Elizabeth’s hands fisted. “If Robert were here, you’d listen to him.” She wished, not for the first time, to hear her brother’s voice tell her mother what she needed to hear. Tell her what they needed to do. Make Mamá listen. Instead, her brother had a uniform on in the war zone. Robert Benavides was fighting for his country.
And Ramona Benavides sat in her favorite chair in her own home in the land of the free—afraid to call police for help.
Elizabeth rubbed her neck.
Some country
.
“Roberto isn’t here. Your father is. Show some respect. No
policía
unless he say so.”
“The police can help us.”
“They can bring us trouble.”
“What trouble, Mamá? What trouble?”
Elizabeth’s mother stopped rubbing her feet and looked at her with sad eyes. “You know the trouble I’m talkin’ about.”
She was getting nowhere. Her mother would not listen to her.
Elizabeth tried again. “Rachelle is missing, and we need more help than a few friends—and a tiny search—can give us.”
Her mother’s shoulders slumped. A strangled sob ripped the air. “My Rachelle. My baby.”
Elizabeth watched her mother rock back and forth, her movement punctuated by moans. She saw the head of gray hair, the familiar face filled with wrinkles, the swollen red eyes, and wondered when her mamá had gotten old. She moved to wrap the small woman in her arms.
Together, mother and daughter swayed.
“At work they say it is the policía who are behind the other missings,” her mother said. “We do not need to bring more trouble.”

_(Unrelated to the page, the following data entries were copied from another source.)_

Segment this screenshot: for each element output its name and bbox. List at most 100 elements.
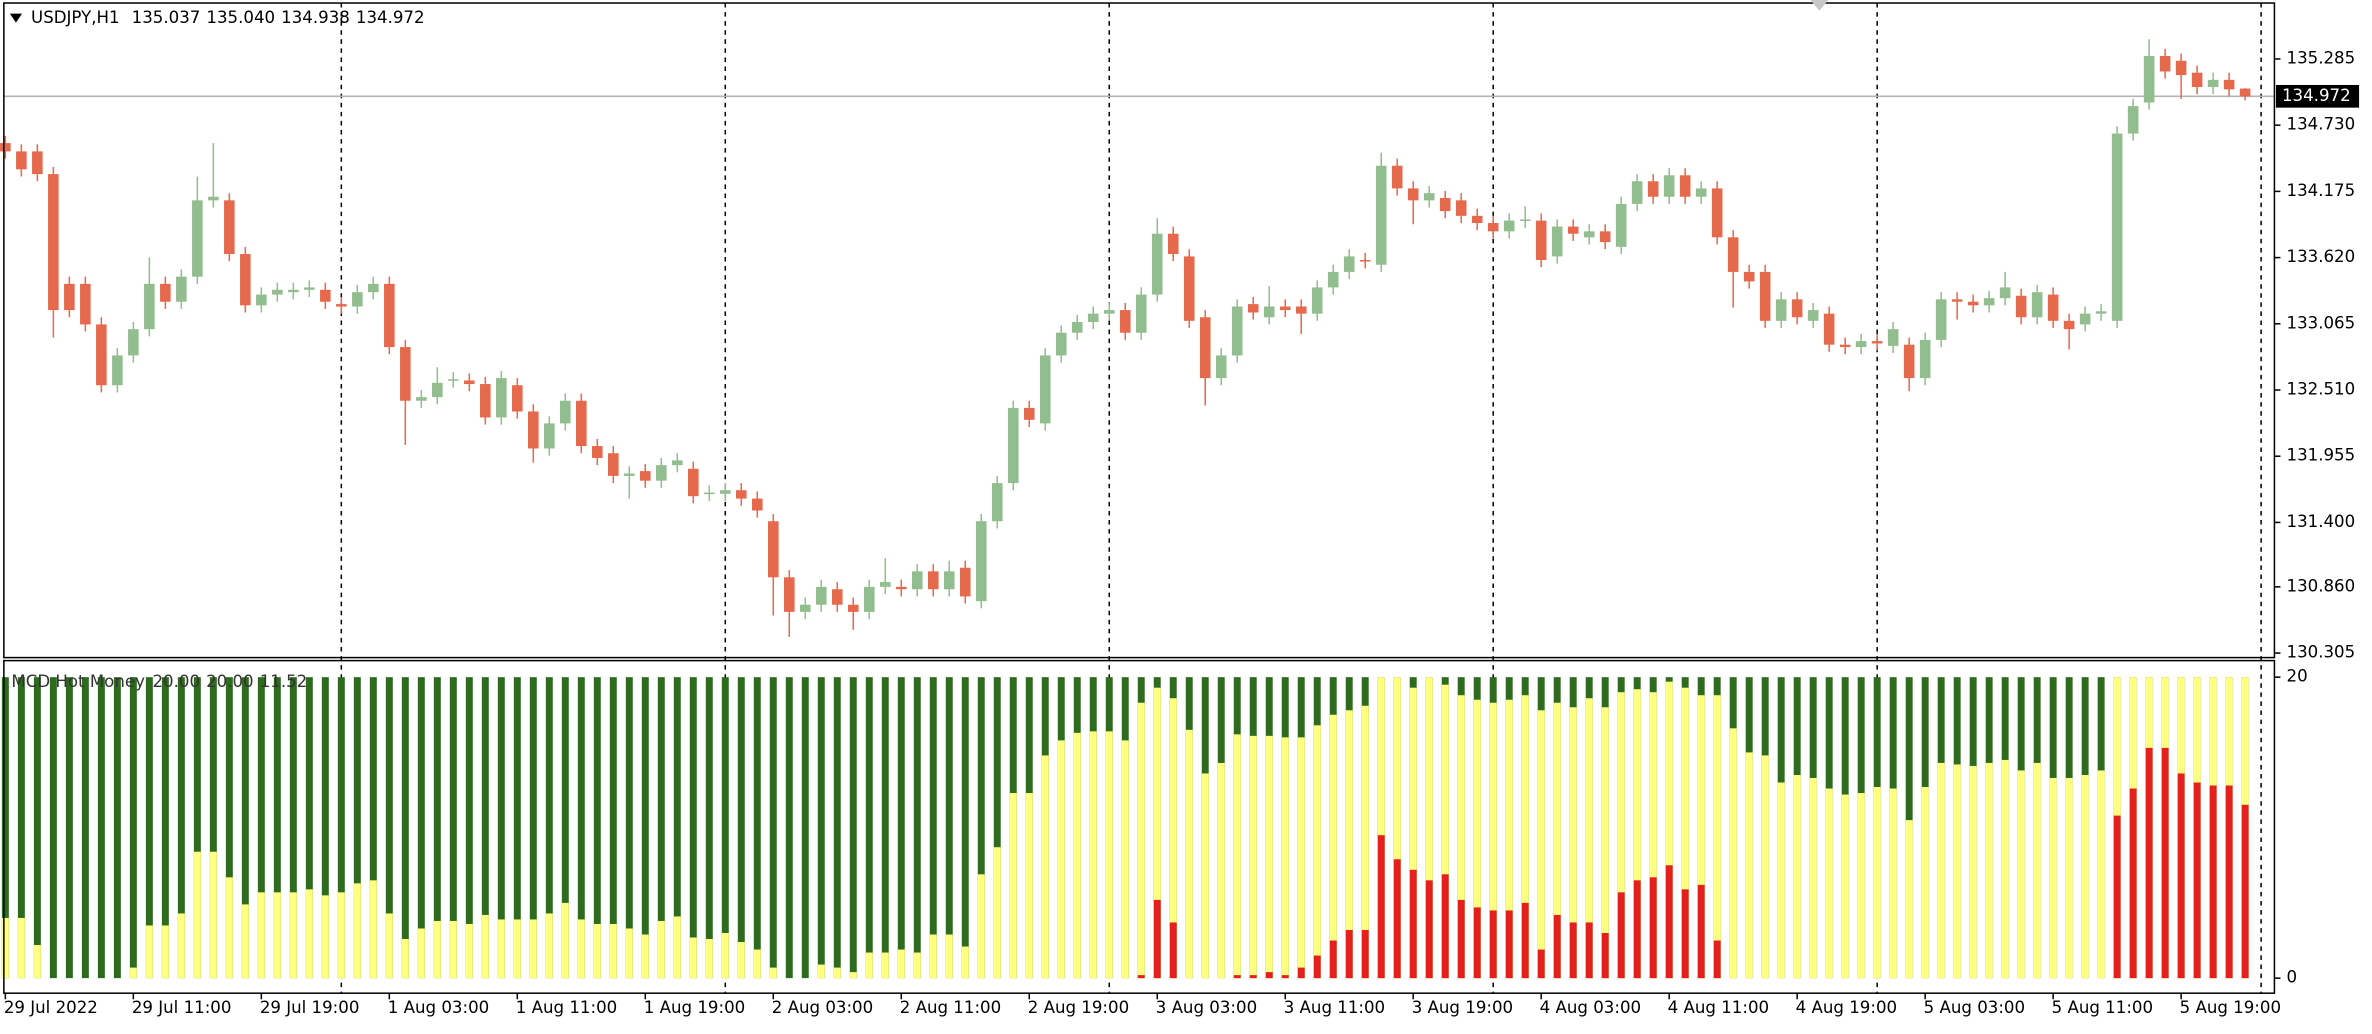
indicator-bar	[545, 677, 553, 979]
indicator-bar	[913, 677, 921, 979]
candle-body	[911, 571, 923, 590]
indicator-bar	[1889, 788, 1897, 979]
shift-marker	[1810, 0, 1829, 11]
candle-body	[1055, 332, 1067, 356]
candle-body	[256, 294, 267, 306]
candle-body	[1887, 329, 1899, 346]
indicator-bar	[625, 677, 633, 979]
candle-body	[128, 329, 139, 356]
candle-body	[1311, 287, 1323, 314]
indicator-bar	[1217, 762, 1225, 979]
indicator-bar	[721, 932, 729, 979]
candle-body	[1039, 355, 1051, 424]
indicator-bar	[1809, 777, 1817, 979]
candle-body	[943, 571, 955, 590]
indicator-value: 20.00	[152, 671, 200, 690]
indicator-bar	[225, 877, 233, 979]
indicator-bar	[2161, 747, 2169, 979]
indicator-bar	[273, 677, 281, 979]
candle-body	[288, 289, 299, 293]
candle-body	[192, 200, 203, 277]
indicator-bar	[433, 677, 441, 979]
indicator-value: 20.00	[206, 671, 254, 690]
indicator-bar	[193, 677, 201, 979]
indicator-bar	[2241, 804, 2249, 979]
indicator-bar	[449, 920, 457, 979]
indicator-bar	[993, 847, 1001, 979]
candle-body	[1535, 220, 1547, 260]
indicator-pane-frame	[3, 659, 2276, 994]
indicator-bar	[369, 880, 377, 979]
candle-body	[240, 254, 251, 306]
candle-body	[64, 283, 75, 311]
indicator-bar	[1697, 884, 1705, 979]
candle-body	[799, 604, 811, 612]
candle-body	[608, 453, 619, 476]
candle-body	[2015, 295, 2027, 318]
header-close: 134.972	[356, 8, 425, 27]
candle-body	[1551, 226, 1563, 257]
x-tick-label: 29 Jul 11:00	[132, 998, 232, 1017]
indicator-bar	[1313, 955, 1321, 979]
x-tick-label: 29 Jul 2022	[4, 998, 98, 1017]
indicator-bar	[1521, 695, 1529, 979]
indicator-header: MCD Hot Money 20.00 20.00 11.52	[11, 671, 307, 690]
y-tick-label: 130.860	[2287, 576, 2356, 595]
x-tick-label: 4 Aug 19:00	[1796, 998, 1897, 1017]
indicator-bar	[1649, 692, 1657, 979]
candle-body	[847, 604, 859, 612]
y-tick-label: 132.510	[2287, 380, 2356, 399]
candle-body	[1743, 271, 1755, 282]
y-tick-label: 135.285	[2287, 48, 2356, 67]
candle-body	[176, 276, 187, 302]
candle-body	[1503, 220, 1515, 232]
candle-body	[783, 577, 795, 612]
indicator-bar	[737, 942, 745, 979]
indicator-bar	[865, 952, 873, 979]
candle-body	[224, 200, 235, 255]
indicator-bar	[1841, 794, 1849, 979]
indicator-bar	[1201, 773, 1209, 979]
indicator-bar	[817, 677, 825, 979]
candle-body	[2079, 313, 2091, 325]
indicator-bar	[1665, 681, 1673, 979]
candle-body	[1599, 231, 1611, 243]
x-tick-label: 29 Jul 19:00	[260, 998, 360, 1017]
indicator-bar	[1633, 689, 1641, 979]
indicator-bar	[177, 913, 185, 979]
indicator-bar	[1873, 787, 1881, 979]
indicator-bar	[305, 677, 313, 979]
candle-body	[480, 384, 491, 418]
candle-body	[1791, 299, 1803, 318]
candle-body	[1903, 344, 1915, 379]
indicator-bar	[1329, 714, 1337, 979]
indicator-bar	[1473, 907, 1481, 979]
indicator-bar	[945, 677, 953, 979]
x-tick-label: 1 Aug 03:00	[388, 998, 489, 1017]
candle-body	[272, 289, 283, 295]
candle-body	[0, 143, 11, 152]
candle-body	[863, 586, 875, 612]
indicator-bar	[1793, 774, 1801, 979]
indicator-bar	[1409, 869, 1417, 979]
candle-body	[1759, 271, 1771, 321]
indicator-bar	[1553, 702, 1561, 979]
indicator-bar	[1089, 731, 1097, 979]
y-tick-label: 134.730	[2287, 115, 2356, 134]
indicator-bar	[593, 923, 601, 979]
indicator-bar	[1409, 687, 1417, 979]
indicator-bar	[881, 952, 889, 979]
candle-body	[1343, 256, 1355, 272]
x-tick-label: 4 Aug 11:00	[1668, 998, 1769, 1017]
indicator-bar	[161, 677, 169, 979]
candle-body	[1951, 299, 1963, 302]
indicator-bar	[289, 677, 297, 979]
y-tick-label: 134.175	[2287, 181, 2356, 200]
candle-body	[384, 283, 395, 348]
candle-body	[1935, 299, 1947, 340]
indicator-bar	[1281, 737, 1289, 979]
indicator-bar	[257, 677, 265, 979]
candle-body	[1647, 181, 1659, 197]
indicator-bar	[929, 677, 937, 979]
candle-body	[1983, 298, 1995, 306]
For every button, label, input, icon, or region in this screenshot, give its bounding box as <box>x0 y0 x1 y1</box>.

“Mamá!” Elizabeth punched to her feet and began to pace around her mother, arms slicing the air. “We are legal. We have rights.”
“Our rights
cesan
when friends would be in danger if we got your police involved. Our rights cease when we could bring pain to others.”
“But it’s Rachelle. Our Rachelle. What about
her
rights? She isn’t just playing games. She’s in trouble. And no one we know has the power to help her.”
Elizabeth sat back down on the ottoman and reached for her mother’s hand. “Will you at least call Papá and let him know?”
Her mother’s brow wrinkled and tears welled again in her world-weary eyes. “It is a bad day to call him at work. He is busy and his boss need for him to get job done today.”
“Please, call him.”
“We must wait for your father and not bother him at work. It is in God’s hands.” Ramona Benavides stood. “We go to start the dinner.”
Elizabeth went to the coat closet by the front door and pulled out a light jacket.
I need to get out of here
.
“Where you go?”
“I’m going for a walk. I need to get some air.”
Twenty minutes later, Elizabeth walked into the Aspen Falls Police Department and asked to speak to someone to report a missing person.
Aspen Falls Police Department
Wednesday, September 19
Chase met with Elizabeth Benavides for the better part of an hour, drank one cup of coffee and two Red Bulls like they held the secret to youth, and ran some checks while she sat—somewhat impatiently—at his desk. While she told her story, he made notes and searched various databases to confirm her information. At the end of that hour, Chase thought there might be something to what she said. A young girl, who had every reason to return home to her family and no reason to run away, had gone missing.